The SEC rules can be fuzzy and even experts say it’s not always entirely clear which donations trigger a violation. Determining which officials are covered by the rules requires a deep reading of state law. And while donations to outside groups -- like the leadership PAC Christie is reportedly launching – could be kosher, lawyers warn that the nuances of the rules remain the subject of much debate.

It all means that big-dollar Wall Street donors are playing it safe.

“In the donor community, donors are scared to get off the sidelines,” says Stefan Passantino, who leads the political law team at law firm McKenna Long & Aldridge. “If you are a sitting governor, you definitely are at a competitive disadvantage.”

That’s largely because the cost of violations can be steep, says Jason Abel, a campaign finance and ethics lawyer for law firm Steptoe and Johnson.

“The penalties can range into the tens of millions of dollars, loss of business, and disgorgement (forfeit of revenues,”) said Abel.

It’s complicated, but the basic idea is this: A state official with influence over the selection of the state’s financial advisers can’t receive campaign cash (with some exceptions for low-dollar contributions) from the broad swath of investment professionals who might be involved in related state business like managing pension funds or underwriting loans.

The most impactful of the guidelines is an SEC rule, passed unanimously by regulators in June 2010 and drafted largely in response to a sprawling corruption scandal around New York’s former comptroller. That rule, focused on pensions, mandated a two year time-out period between when an adviser can contribute to a state or local government official (who has some input about which investment advisers to contract) and when that adviser can be paid for giving investment advice to the same “government entity.”

Without such a ban, regulators and good government advocates argued that politicians and Wall Street honchos could enter into a quid pro quo that would impact the financial futures of scores of state employees.

“There is such a high degree of corruption when you actually have someone who wants a specific contract from you handing over a wad of campaign cash,” says Craig Holman, a lobbyist for good-government nonprofit group Public Citizen. “The link of possible corruption is right there, right in your face.”

The pension pay-to-play rule was modeled on a 1994 SEC guideline that applied to firms that do municipal securities – or bond underwriting.

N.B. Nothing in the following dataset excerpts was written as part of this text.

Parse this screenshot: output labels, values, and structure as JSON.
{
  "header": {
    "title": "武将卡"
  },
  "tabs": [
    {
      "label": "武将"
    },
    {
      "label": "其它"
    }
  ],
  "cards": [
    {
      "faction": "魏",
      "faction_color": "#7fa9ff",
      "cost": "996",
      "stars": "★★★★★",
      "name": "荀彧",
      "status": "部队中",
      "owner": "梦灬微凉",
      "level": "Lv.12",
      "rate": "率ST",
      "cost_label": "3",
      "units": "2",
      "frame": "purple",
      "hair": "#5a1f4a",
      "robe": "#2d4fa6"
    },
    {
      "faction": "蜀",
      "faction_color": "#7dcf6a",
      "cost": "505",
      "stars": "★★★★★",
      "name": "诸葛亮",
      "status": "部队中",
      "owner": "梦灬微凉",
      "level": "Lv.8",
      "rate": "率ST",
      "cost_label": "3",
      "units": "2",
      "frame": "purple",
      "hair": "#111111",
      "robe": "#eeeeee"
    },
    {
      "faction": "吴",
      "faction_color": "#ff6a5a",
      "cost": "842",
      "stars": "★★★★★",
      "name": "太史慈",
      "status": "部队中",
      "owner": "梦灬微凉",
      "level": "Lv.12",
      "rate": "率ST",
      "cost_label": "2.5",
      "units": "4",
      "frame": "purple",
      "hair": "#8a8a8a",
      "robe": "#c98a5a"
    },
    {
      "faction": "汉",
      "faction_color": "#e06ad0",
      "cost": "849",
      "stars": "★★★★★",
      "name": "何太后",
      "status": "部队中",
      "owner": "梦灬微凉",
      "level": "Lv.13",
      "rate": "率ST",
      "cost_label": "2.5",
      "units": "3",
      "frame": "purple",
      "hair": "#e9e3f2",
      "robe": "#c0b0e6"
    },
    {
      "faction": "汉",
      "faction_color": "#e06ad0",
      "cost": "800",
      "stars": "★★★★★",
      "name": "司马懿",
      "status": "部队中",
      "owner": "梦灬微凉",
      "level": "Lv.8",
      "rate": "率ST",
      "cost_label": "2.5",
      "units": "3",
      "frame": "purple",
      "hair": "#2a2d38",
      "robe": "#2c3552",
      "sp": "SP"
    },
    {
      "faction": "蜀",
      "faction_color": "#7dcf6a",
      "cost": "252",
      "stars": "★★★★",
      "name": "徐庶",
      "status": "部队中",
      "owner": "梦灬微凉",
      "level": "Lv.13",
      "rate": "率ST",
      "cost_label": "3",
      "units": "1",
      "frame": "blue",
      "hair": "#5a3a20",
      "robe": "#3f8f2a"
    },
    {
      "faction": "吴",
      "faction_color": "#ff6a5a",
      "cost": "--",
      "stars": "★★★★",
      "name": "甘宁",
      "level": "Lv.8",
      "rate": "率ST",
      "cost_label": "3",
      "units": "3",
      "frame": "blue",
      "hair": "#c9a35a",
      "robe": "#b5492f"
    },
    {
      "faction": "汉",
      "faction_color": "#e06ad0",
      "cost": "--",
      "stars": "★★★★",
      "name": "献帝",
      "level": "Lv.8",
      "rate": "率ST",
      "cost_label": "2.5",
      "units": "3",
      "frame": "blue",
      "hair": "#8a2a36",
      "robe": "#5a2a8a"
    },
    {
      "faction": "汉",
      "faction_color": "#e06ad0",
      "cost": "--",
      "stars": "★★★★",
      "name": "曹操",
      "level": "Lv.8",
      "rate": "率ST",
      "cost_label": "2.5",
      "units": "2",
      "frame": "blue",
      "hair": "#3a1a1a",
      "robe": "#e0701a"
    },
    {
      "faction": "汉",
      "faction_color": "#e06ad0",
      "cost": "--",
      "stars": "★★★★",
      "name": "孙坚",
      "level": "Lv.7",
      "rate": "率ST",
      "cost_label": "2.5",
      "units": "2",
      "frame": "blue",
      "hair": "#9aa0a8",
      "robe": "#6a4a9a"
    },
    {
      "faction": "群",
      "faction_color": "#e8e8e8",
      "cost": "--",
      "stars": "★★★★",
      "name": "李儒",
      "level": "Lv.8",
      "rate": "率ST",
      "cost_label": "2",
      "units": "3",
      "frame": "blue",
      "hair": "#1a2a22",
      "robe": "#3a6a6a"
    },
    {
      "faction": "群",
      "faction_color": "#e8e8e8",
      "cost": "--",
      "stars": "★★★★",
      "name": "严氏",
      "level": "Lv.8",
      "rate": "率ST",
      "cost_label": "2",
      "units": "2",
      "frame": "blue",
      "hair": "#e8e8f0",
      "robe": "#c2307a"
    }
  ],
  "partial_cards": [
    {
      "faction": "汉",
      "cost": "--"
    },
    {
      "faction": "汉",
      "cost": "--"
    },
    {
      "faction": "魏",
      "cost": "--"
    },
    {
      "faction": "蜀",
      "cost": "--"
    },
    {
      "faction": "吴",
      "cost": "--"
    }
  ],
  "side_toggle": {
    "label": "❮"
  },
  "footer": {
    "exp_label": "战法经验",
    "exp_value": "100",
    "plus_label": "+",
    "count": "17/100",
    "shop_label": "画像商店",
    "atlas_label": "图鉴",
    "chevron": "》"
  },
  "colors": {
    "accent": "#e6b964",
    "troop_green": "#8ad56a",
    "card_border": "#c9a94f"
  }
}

The securities regulation impacted some Wall Street donors, but the newer pension law captures a much bigger portion of the banking community.

With a broad range of financial advisers affected, there’s also no shortage of confusion about exactly how the rules might apply. Abel notes that there aren’t black and white answers about how the SEC rule applies to super PACs, for example.

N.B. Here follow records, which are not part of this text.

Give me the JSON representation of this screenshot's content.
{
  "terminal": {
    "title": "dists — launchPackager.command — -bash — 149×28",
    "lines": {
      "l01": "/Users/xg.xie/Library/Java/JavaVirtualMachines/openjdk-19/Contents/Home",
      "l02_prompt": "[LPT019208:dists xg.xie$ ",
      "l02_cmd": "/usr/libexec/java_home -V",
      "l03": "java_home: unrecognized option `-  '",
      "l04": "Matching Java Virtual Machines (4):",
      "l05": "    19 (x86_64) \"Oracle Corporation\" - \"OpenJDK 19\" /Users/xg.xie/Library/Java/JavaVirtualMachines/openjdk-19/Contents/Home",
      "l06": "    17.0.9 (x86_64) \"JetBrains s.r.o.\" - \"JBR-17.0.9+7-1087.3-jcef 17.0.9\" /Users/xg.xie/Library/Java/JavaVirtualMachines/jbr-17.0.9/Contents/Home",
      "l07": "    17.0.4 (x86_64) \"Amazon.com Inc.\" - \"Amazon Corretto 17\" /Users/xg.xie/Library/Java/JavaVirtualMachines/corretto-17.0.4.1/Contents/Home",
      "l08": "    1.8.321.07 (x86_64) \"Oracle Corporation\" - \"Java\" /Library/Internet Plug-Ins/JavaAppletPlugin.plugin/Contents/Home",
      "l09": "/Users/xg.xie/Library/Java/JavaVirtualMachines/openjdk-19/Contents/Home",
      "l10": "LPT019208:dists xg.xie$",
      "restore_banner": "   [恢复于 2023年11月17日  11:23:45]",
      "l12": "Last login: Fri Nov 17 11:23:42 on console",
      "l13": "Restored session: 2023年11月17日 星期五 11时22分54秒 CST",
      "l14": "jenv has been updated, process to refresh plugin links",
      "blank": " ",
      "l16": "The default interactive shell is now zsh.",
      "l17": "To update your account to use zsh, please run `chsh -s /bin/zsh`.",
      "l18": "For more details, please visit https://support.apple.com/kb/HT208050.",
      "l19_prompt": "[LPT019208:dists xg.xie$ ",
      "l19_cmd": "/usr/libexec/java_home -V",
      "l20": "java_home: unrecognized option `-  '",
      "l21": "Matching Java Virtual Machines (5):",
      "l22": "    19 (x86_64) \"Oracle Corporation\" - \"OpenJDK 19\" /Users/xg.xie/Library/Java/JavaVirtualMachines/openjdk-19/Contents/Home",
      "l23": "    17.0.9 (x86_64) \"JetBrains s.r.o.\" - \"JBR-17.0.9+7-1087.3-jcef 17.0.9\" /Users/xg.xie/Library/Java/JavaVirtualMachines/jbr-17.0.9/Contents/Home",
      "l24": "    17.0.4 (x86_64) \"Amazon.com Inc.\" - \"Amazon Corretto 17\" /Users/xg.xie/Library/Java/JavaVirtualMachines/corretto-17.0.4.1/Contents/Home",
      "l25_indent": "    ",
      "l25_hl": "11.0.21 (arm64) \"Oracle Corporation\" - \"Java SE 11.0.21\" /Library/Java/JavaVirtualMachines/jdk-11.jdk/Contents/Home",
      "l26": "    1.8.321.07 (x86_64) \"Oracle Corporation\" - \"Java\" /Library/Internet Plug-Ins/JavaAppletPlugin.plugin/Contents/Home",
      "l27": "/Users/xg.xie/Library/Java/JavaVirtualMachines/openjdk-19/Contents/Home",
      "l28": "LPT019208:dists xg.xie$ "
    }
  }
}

Passantino says that the confusion, the pricey potential costs and anxiety about jeopardizing lucrative state business is more than enough disincentive to make donors keep their distance from governors’ campaign coffers.

“There’s just way too much money to be made in doing your job relative to the payoff you might get from a campaign donation,” he said. “The default is not to make the contribution.”

Opponents of the rules hope to beat them eventually in court.

In August, the New York Republican State Committee and the Tennessee Republican Party filed a joint lawsuit alleging that the requirements violate the First Amendment and step on the FEC’s authority. The following month, a federal district court dismissed the case on procedural grounds.

Now, the case is on appeal before the D.C. federal appeals court. But any clarifications are unlikely to come in time to alter the calculation for potential 2016 donors.